Au terme de ce dilemme cornélien digne des anciennes tragédies grecques on décide de sauver la vie de Nonce Benielli qui est finalement déporté en Italie. L’espoir ne disparaît cependant pas immédiatement, Cagnoni prétend aux résistants qu’il va organiser un simulacre d’exécution afin de le laisser s’enfuir avant d’être récupéré par un commando constitué de Leo Micheli, Paul Bungelmi et Simon Vinciguerra… Mais cette opération tombe elle aussi à l’eau le 29 août aux alentours de minuit. Le 30 août Jean Nicoli est finalement exécuté, non pas fusillé comme il était d’usage à l’époque et comme le prévoyait sa condamnation, mais décapité.

« A mes enfants,

Tout à l’heure je partirai. Si vous saviez comme je suis calme, presque heureux de mourir pour la Corse et pour le parti. Ne pleurez-pas, souriez-moi. Soyez fier de votre papa. Il sait que vous pouvez l’être, la tête de Maure et la fleur rouge, c’est le seul deuil que je vous demande. Au seuil de la tombe, je vous dis que la seule idée qui, sur notre pauvre terre, me semble belle, c’est l’idée communiste.

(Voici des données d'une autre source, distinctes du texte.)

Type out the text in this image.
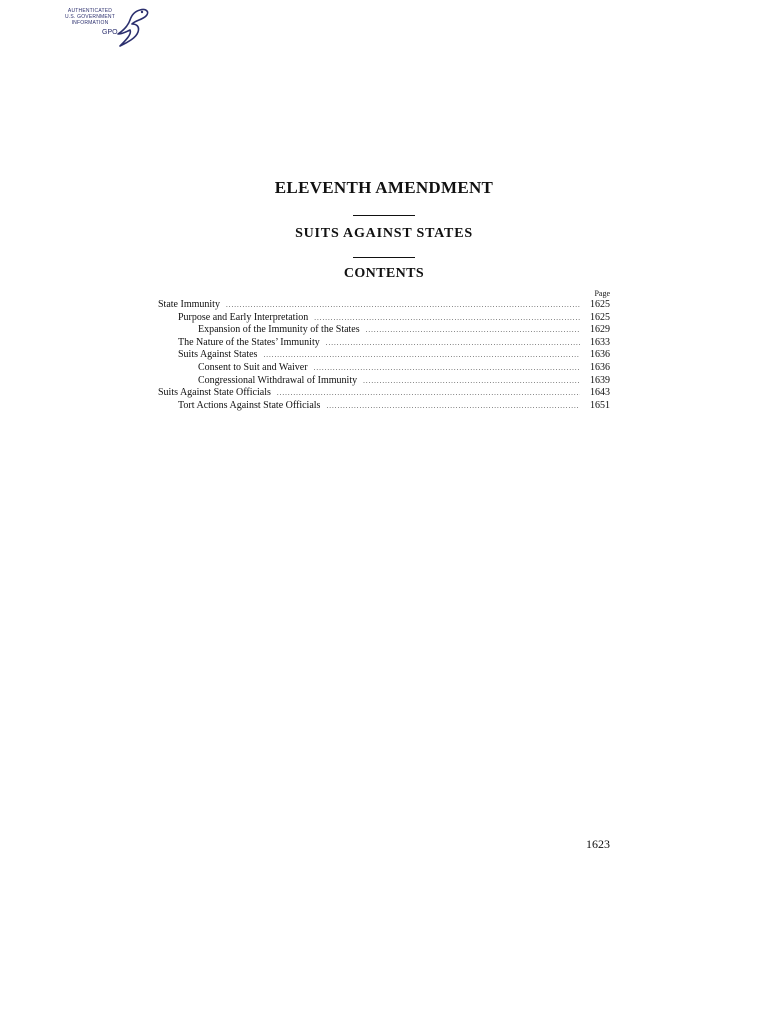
AUTHENTICATED
U.S. GOVERNMENT
INFORMATION
GPO
ELEVENTH AMENDMENT
SUITS AGAINST STATES
CONTENTS
Page
State Immunity .....	1625
Purpose and Early Interpretation .....	1625
Expansion of the Immunity of the States .....	1629
The Nature of the States’ Immunity .....	1633
Suits Against States .....	1636
Consent to Suit and Waiver .....	1636
Congressional Withdrawal of Immunity .....	1639
Suits Against State Officials .....	1643
Tort Actions Against State Officials .....	1651
1623
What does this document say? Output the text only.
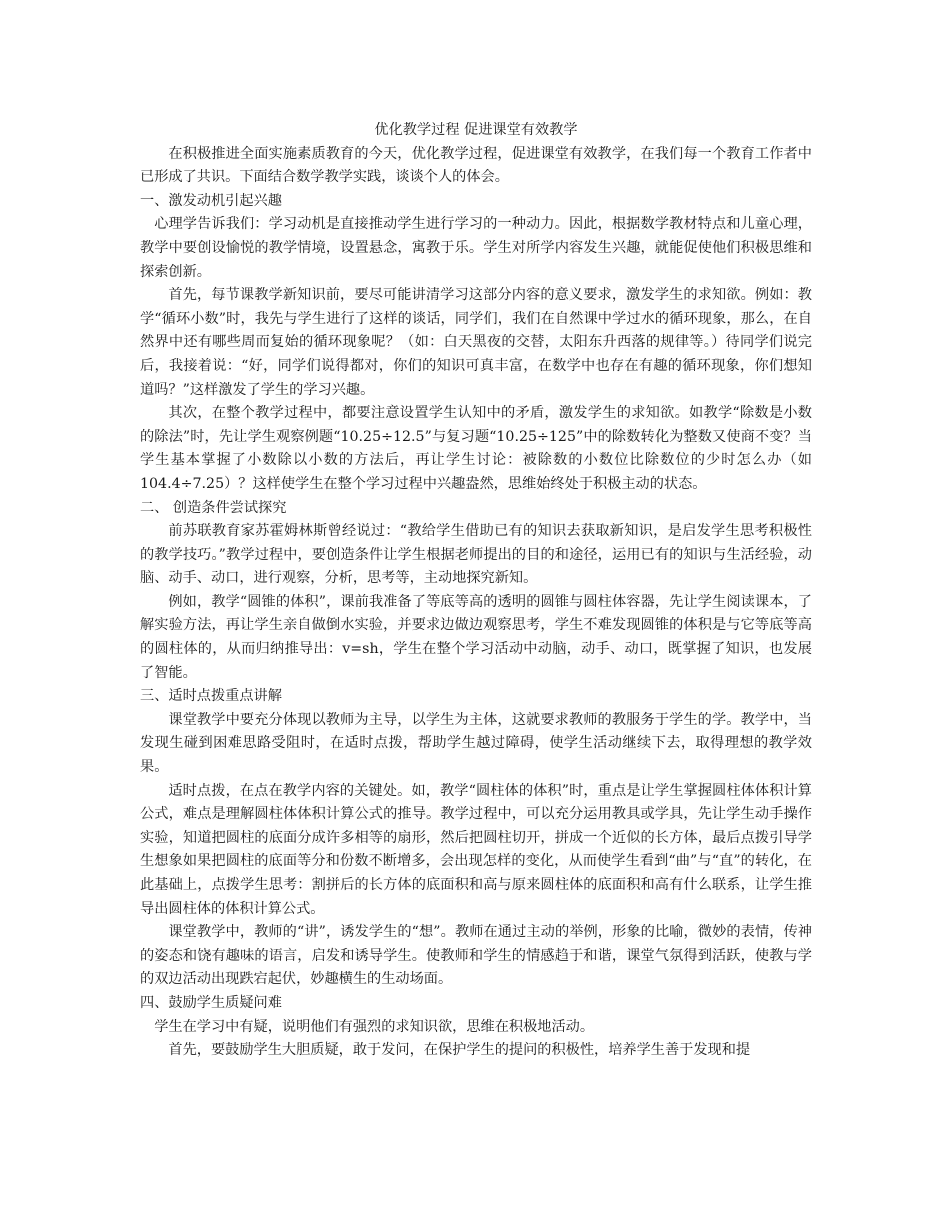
优化教学过程 促进课堂有效教学

在积极推进全面实施素质教育的今天，优化教学过程，促进课堂有效教学，在我们每一个教育工作者中已形成了共识。下面结合数学教学实践，谈谈个人的体会。

一、激发动机引起兴趣

心理学告诉我们：学习动机是直接推动学生进行学习的一种动力。因此，根据数学教材特点和儿童心理，教学中要创设愉悦的教学情境，设置悬念，寓教于乐。学生对所学内容发生兴趣，就能促使他们积极思维和探索创新。

首先，每节课教学新知识前，要尽可能讲清学习这部分内容的意义要求，激发学生的求知欲。例如：教学“循环小数”时，我先与学生进行了这样的谈话，同学们，我们在自然课中学过水的循环现象，那么，在自然界中还有哪些周而复始的循环现象呢？（如：白天黑夜的交替，太阳东升西落的规律等。）待同学们说完后，我接着说：“好，同学们说得都对，你们的知识可真丰富，在数学中也存在有趣的循环现象，你们想知道吗？”这样激发了学生的学习兴趣。

其次，在整个教学过程中，都要注意设置学生认知中的矛盾，激发学生的求知欲。如教学“除数是小数的除法”时，先让学生观察例题“10.25÷12.5”与复习题“10.25÷125”中的除数转化为整数又使商不变？当学生基本掌握了小数除以小数的方法后，再让学生讨论：被除数的小数位比除数位的少时怎么办（如 104.4÷7.25）？这样使学生在整个学习过程中兴趣盎然，思维始终处于积极主动的状态。

二、 创造条件尝试探究

前苏联教育家苏霍姆林斯曾经说过：“教给学生借助已有的知识去获取新知识，是启发学生思考积极性的教学技巧。”教学过程中，要创造条件让学生根据老师提出的目的和途径，运用已有的知识与生活经验，动脑、动手、动口，进行观察，分析，思考等，主动地探究新知。

例如，教学“圆锥的体积”，课前我准备了等底等高的透明的圆锥与圆柱体容器，先让学生阅读课本，了解实验方法，再让学生亲自做倒水实验，并要求边做边观察思考，学生不难发现圆锥的体积是与它等底等高的圆柱体的，从而归纳推导出：v=sh，学生在整个学习活动中动脑，动手、动口，既掌握了知识，也发展了智能。

三、适时点拨重点讲解

课堂教学中要充分体现以教师为主导，以学生为主体，这就要求教师的教服务于学生的学。教学中，当发现生碰到困难思路受阻时，在适时点拨，帮助学生越过障碍，使学生活动继续下去，取得理想的教学效果。

适时点拨，在点在教学内容的关键处。如，教学“圆柱体的体积”时，重点是让学生掌握圆柱体体积计算公式，难点是理解圆柱体体积计算公式的推导。教学过程中，可以充分运用教具或学具，先让学生动手操作实验，知道把圆柱的底面分成许多相等的扇形，然后把圆柱切开，拼成一个近似的长方体，最后点拨引导学生想象如果把圆柱的底面等分和份数不断增多，会出现怎样的变化，从而使学生看到“曲”与“直”的转化，在此基础上，点拨学生思考：割拼后的长方体的底面积和高与原来圆柱体的底面积和高有什么联系，让学生推导出圆柱体的体积计算公式。

课堂教学中，教师的“讲”，诱发学生的“想”。教师在通过主动的举例，形象的比喻，微妙的表情，传神的姿态和饶有趣味的语言，启发和诱导学生。使教师和学生的情感趋于和谐，课堂气氛得到活跃，使教与学的双边活动出现跌宕起伏，妙趣横生的生动场面。

四、鼓励学生质疑问难

学生在学习中有疑，说明他们有强烈的求知识欲，思维在积极地活动。

首先，要鼓励学生大胆质疑，敢于发问，在保护学生的提问的积极性，培养学生善于发现和提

Je meurs pour notre Corse et pour mon Parti. »

Jean Nicoli.

Ces quelques mots viennent d’une lettre écrit par Jean Nicoli la nuit précédant sa mort. Elle fait encore aujourd’hui partie de l’imaginaire collectif insulaire et son nom est désormais profondément ancré dans l’Histoire insulaire puisque de nombreuses rues et places portent désormais son nom.